At a time when the Chinese Communist Party’s push for a “Hong Kong version of the National Security Law” last year has left Hong Kong’s “one country, two systems” in name only and its judicial independence in question and severely weakened, British non-permanent Hong Kong Court of Final Appeal judge Brenda Marjorie Hale, a British non-permanent judge of the Hong Kong Court of Final Appeal, said her term of office would end and said she did not wish to be re-elected.
The Times recently quoted Hale as saying in an online conference that her term as a non-permanent overseas judge of the Court of Final Appeal expires in July and that she “does not wish to be reappointed. Ho also said that the main reason for her departure was that she had various concerns about the national security law under the current circumstances and could not predict when she would be able to travel to Hong Kong.
Born in 1945, Hidy Ho studied at Girton College, Cambridge and qualified as a barrister in 1969, was appointed a QC in 1989, was appointed a judge of the Family Court of the High Court of England in 1994, became a judge of the Court of Appeal in 1999, and was reappointed to the Court of Appeal in 2004. She became the first and only woman to serve as a permanent senior judge of the Court of Appeal in 2004. Since 2009, Hee Yee Ho has served as a judge of the UK Supreme Court, becoming Deputy President of the UK Supreme Court in 2013 and President in 2017, before stepping down in January 2020.
Earlier, on September 2 last year, James Spigelman, a non-permanent overseas judge of the Hong Kong Court of Final Appeal from Australia, tendered his resignation to Chief Executive Carrie Lam two years early. And the day before that, Mrs Lam took a stand on the social controversy over whether there is a separation of powers in Hong Kong, saying that there has never been a separation of powers in Hong Kong, only a separation of powers and an executive-led government.
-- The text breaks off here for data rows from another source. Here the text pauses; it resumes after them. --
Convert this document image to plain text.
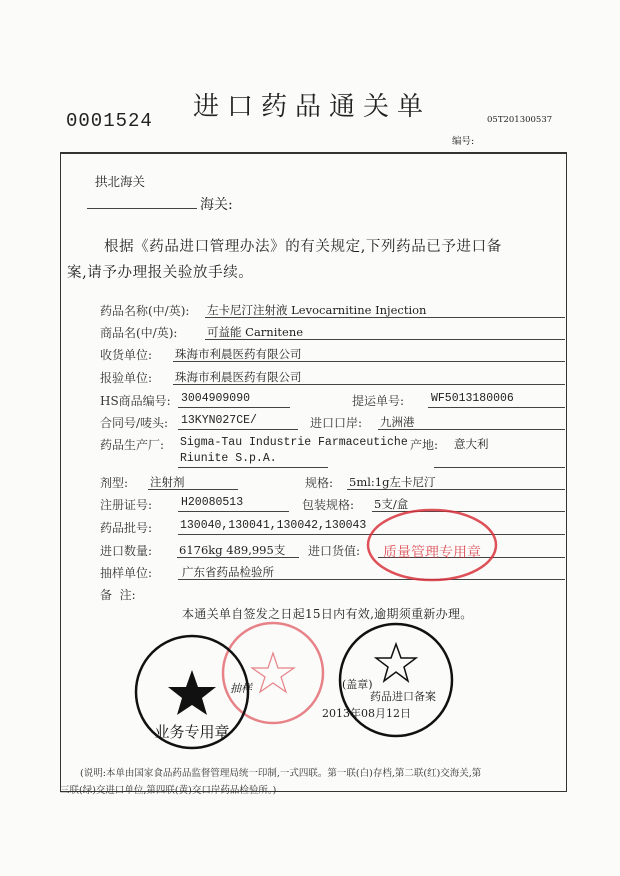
0001524 进口药品通关单	05T201300537
编号:
拱北海关
海关:
根据《药品进口管理办法》的有关规定,下列药品已予进口备
案,请予办理报关验放手续。
药品名称(中/英): 左卡尼汀注射液 Levocarnitine Injection
商品名(中/英):	可益能 Carnitene
收货单位: 珠海市利晨医药有限公司
报验单位: 珠海市利晨医药有限公司
HS商品编号: 3004909090	提运单号: WF5013180006
合同号/唛头: 13KYN027CE/	进口口岸: 九洲港
药品生产厂: Sigma-Tau Industrie Farmaceutiche
Riunite S.p.A.
产地: 意大利
剂型: 注射剂	规格: 5ml:1g左卡尼汀
注册证号:	H20080513	包装规格: 5支/盒
药品批号: 130040,130041,130042,130043
进口数量: 6176kg 489,995支 进口货值:
抽样单位:	广东省药品检验所
备  注:
本通关单自签发之日起15日内有效,逾期须重新办理。
质量管理专用章
(盖章)
药品进口备案
2013年08月12日
抽样
业务专用章
(说明:本单由国家食品药品监督管理局统一印制,一式四联。第一联(白)存档,第二联(红)交海关,第
三联(绿)交进口单位,第四联(黄)交口岸药品检验所。)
The Australian Broadcasting Corporation (ABC) later reported that Shi said she resigned over “the relevant elements of the national security law,” but did not explain further. Sze’s resignation had sparked concern in the Hong Kong community. Hong Kong Bar Association President Dai Qisi was concerned about the potential impact on the rule of law in Hong Kong, while then-legislative council member Kwok Wing-clang was worried that the resignation of overseas judges would occur one after another, seriously undermining the international community’s confidence in the rule of law in Hong Kong.
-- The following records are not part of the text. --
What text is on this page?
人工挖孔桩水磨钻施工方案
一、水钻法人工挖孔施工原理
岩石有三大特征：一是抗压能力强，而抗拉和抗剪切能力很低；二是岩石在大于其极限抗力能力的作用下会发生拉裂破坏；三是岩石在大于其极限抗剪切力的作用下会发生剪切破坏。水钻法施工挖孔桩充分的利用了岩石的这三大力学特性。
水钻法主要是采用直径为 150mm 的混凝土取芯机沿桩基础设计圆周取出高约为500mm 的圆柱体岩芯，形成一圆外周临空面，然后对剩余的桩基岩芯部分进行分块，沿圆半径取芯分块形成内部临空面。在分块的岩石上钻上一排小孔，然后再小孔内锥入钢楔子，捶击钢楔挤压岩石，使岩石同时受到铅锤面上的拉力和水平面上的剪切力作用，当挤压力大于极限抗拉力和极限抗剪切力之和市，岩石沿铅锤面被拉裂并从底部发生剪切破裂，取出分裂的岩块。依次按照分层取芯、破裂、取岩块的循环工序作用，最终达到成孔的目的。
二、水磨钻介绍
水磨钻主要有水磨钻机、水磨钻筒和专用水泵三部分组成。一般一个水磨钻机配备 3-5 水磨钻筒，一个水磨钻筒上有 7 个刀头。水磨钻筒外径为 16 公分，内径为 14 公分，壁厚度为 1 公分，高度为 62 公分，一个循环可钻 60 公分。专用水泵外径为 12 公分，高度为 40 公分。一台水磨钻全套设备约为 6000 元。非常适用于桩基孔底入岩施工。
Sze, who has served as a non-permanent judge of the Court of Final Appeal since 2013, will have his term end in July 2022. After his resignation, the Court of Final Appeal will still have 13 overseas non-permanent judges, including three from Australia.
He practiced as a barrister from 1980, was appointed QC in 1986, acted as Solicitor-General of New South Wales in 1997 and was appointed Chief Justice of New South Wales in 1998, a position he held until 2011.
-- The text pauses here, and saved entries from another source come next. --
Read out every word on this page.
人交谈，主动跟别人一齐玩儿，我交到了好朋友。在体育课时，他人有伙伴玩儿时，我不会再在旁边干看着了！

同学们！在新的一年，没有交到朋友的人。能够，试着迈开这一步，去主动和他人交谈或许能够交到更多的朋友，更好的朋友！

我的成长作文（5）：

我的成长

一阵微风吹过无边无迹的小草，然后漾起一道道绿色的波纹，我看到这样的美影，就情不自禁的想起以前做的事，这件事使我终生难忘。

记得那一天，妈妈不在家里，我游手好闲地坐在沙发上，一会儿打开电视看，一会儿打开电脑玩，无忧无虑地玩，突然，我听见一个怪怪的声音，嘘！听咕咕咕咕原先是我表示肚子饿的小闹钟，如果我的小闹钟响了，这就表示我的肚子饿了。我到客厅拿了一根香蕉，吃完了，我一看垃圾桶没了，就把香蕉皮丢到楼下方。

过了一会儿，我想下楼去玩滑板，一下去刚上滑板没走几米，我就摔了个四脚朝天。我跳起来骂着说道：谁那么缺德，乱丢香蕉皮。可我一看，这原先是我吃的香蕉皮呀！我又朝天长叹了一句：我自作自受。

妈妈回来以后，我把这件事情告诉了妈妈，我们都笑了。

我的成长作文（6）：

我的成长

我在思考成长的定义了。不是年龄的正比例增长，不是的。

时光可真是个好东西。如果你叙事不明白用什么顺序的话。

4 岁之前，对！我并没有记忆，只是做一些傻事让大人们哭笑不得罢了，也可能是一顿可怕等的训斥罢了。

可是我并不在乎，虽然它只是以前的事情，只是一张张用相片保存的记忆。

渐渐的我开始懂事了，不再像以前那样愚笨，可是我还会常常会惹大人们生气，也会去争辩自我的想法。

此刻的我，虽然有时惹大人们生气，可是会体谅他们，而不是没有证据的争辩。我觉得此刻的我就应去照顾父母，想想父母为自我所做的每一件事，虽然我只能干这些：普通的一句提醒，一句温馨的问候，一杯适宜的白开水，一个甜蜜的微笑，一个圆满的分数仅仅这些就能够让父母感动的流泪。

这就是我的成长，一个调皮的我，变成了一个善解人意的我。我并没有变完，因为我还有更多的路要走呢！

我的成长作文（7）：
Under the Basic Law, which returned Hong Kong’s sovereignty to China in 1997, Hong Kong has a social system that is different from the socialist system in mainland China. Unlike China’s mainland legal system and judicial system, which is subject to the control of the Chinese Communist Party, Hong Kong continues to have a common law system, or common law. Lawyers from the common law system are allowed to practice in Hong Kong, and senior judges are hired as non-permanent overseas judges for lifetime courts with final adjudication powers.
However, the Communist Party of China (CPC) introduced the “Hong Kong version of the National Security Law” in late June last year, imposing the will of the CPC authorities on Hong Kong, which has widely questioned and undermined the independence of the judiciary in Hong Kong. Critics say the law has destroyed the judicial firewall between mainland China and Hong Kong.